In fairness, this is mostly because grammar as a tool for describing language is sometimes not quite up to the task. As a tool for constructing proper syntax, grammar is as much a disaster as trying to construct a heroic fantasy by slavishly building a hero's journey.

In the end, single sentences, and whole stories, come from the same place: a meaning, that you need to communicate to others. A simple message might take a few words. A complex lesson might take a whole story. The meaning of life probably takes a lifetime of reading and writing to communicate.



____
* In fact, the word 'ellipsis' is often used for when a word or words are left out *cough* by ignorance or accident. This is apologism. Grammarians want to be able to say that it isn't the description that is at fault, but the object being described. I'll leave you to judge for yourself.


2 comments:

Steve said...

I used to think Metre and Colour were the only USA/UK English transcription rules too. Then I moved to the US and discovered there are a shedload of other spelling formation differences between USA English and the UK kind I grew up with. The use of double letters or not when making adverbs or pluralizing had me convinced I was entering premature senility when I first encountered spelling checkers in the USA in the 1980s, for example.
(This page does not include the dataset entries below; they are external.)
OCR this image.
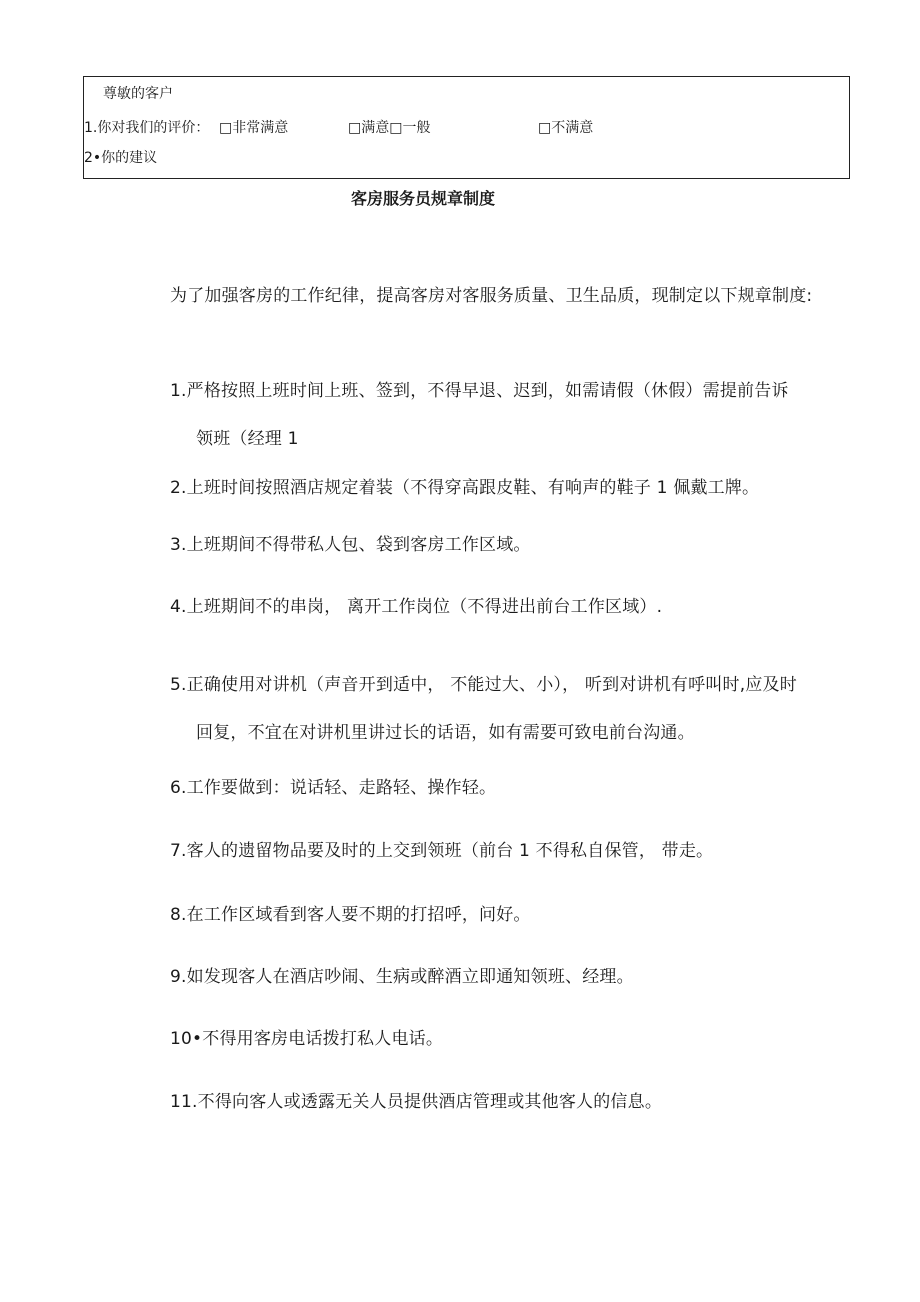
尊敏的客户
1.你对我们的评价： □非常满意	□满意□一般	□不满意
2•你的建议
客房服务员规章制度
为了加强客房的工作纪律，提高客房对客服务质量、卫生品质，现制定以下规章制度:
1.严格按照上班时间上班、签到，不得早退、迟到，如需请假（休假）需提前告诉
领班（经理 1
2.上班时间按照酒店规定着装（不得穿高跟皮鞋、有响声的鞋子 1 佩戴工牌。
3.上班期间不得带私人包、袋到客房工作区域。
4.上班期间不的串岗， 离开工作岗位（不得进出前台工作区域）.
5.正确使用对讲机（声音开到适中， 不能过大、小）， 听到对讲机有呼叫时,应及时
回复，不宜在对讲机里讲过长的话语，如有需要可致电前台沟通。
6.工作要做到：说话轻、走路轻、操作轻。
7.客人的遗留物品要及时的上交到领班（前台 1 不得私自保管， 带走。
8.在工作区域看到客人要不期的打招呼，问好。
9.如发现客人在酒店吵闹、生病或醉酒立即通知领班、经理。
10•不得用客房电话拨打私人电话。
11.不得向客人或透露无关人员提供酒店管理或其他客人的信息。
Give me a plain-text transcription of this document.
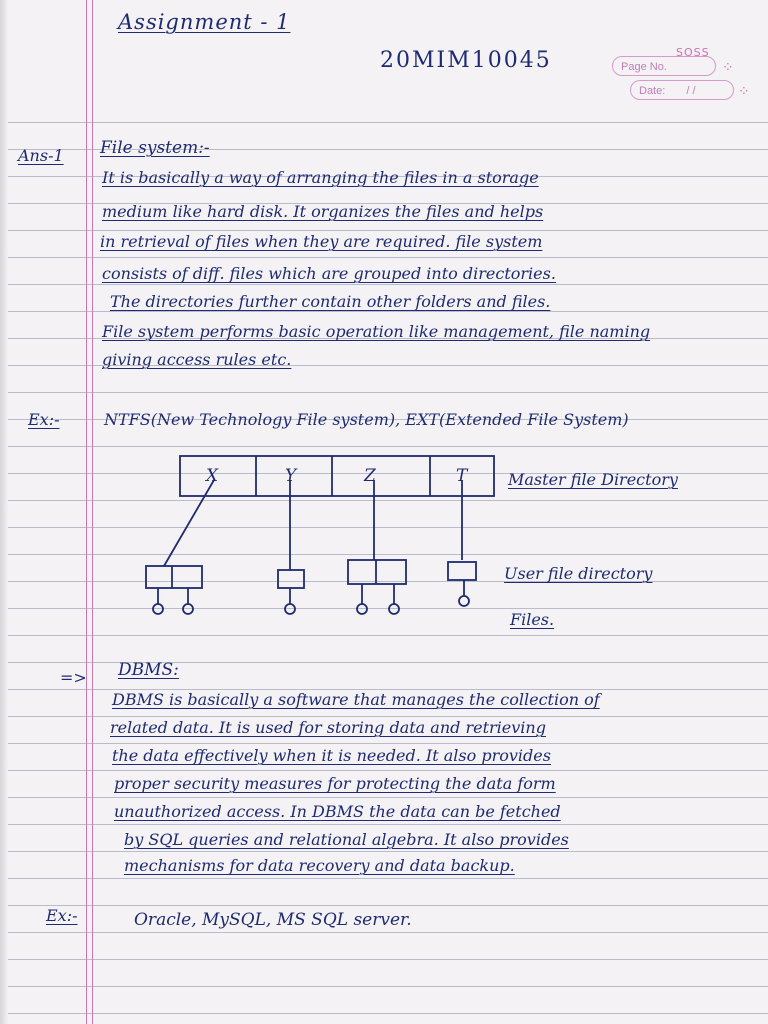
Assignment - 1
20MIM10045	SOSS
Page No.
Date: / /
⁘
⁘
Ans-1 File system:-
It is basically a way of arranging the files in a storage
medium like hard disk. It organizes the files and helps
in retrieval of files when they are required. file system
consists of diff. files which are grouped into directories.
The directories further contain other folders and files.
File system performs basic operation like management, file naming
giving access rules etc.
Ex:-	NTFS(New Technology File system), EXT(Extended File System)
X	Y	Z	T	Master file Directory
User file directory
Files.
=> DBMS:
DBMS is basically a software that manages the collection of
related data. It is used for storing data and retrieving
the data effectively when it is needed. It also provides
proper security measures for protecting the data form
unauthorized access. In DBMS the data can be fetched
by SQL queries and relational algebra. It also provides
mechanisms for data recovery and data backup.
Ex:-	Oracle, MySQL, MS SQL server.
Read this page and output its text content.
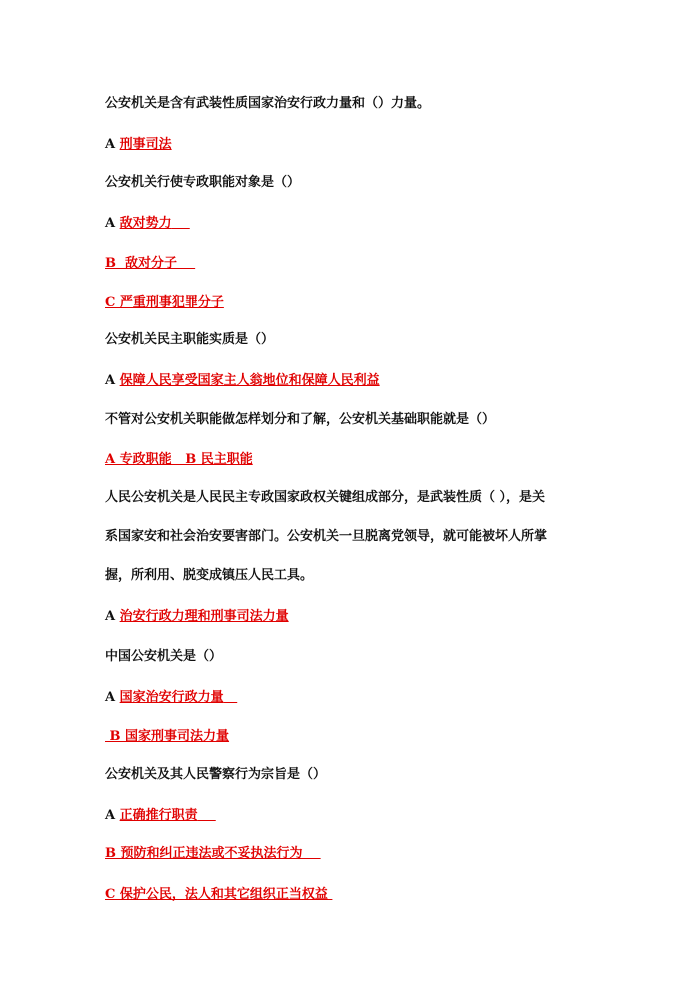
公安机关是含有武装性质国家治安行政力量和（）力量。
A 刑事司法
公安机关行使专政职能对象是（）
A 敌对势力
B  敌对分子
C 严重刑事犯罪分子
公安机关民主职能实质是（）
A 保障人民享受国家主人翁地位和保障人民利益
不管对公安机关职能做怎样划分和了解，公安机关基础职能就是（）
A 专政职能   B 民主职能
人民公安机关是人民民主专政国家政权关键组成部分，是武装性质（ ），是关
系国家安和社会治安要害部门。公安机关一旦脱离党领导，就可能被坏人所掌
握，所利用、脱变成镇压人民工具。
A 治安行政力理和刑事司法力量
中国公安机关是（）
A 国家治安行政力量
B 国家刑事司法力量
公安机关及其人民警察行为宗旨是（）
A 正确推行职责
B 预防和纠正违法或不妥执法行为
C 保护公民，法人和其它组织正当权益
I'm not sure I agree with your reasoning when it comes to your examples of fragmentary sentences. When I say "nonsense!" I certainly am eliding the "That is". If I weren't, the point of the utterance would be lost. However, such elided constructs do allow us butcher the French language as per "Asterix Goes To Britain" (in the original French - the "joke" makes no sense in translation).

So I'm for them.

Unknown said...

I'm not sure what you mean about Asterix, and I'm En/Fr bilingual so I feel I ought to! I actually prefer a lot of the US standard spellings and noticed recently that I use 'rigor' for stiffness and 'rigour' for thoroughness. I vastly prefer the US punctuation rules, and use them most of the time.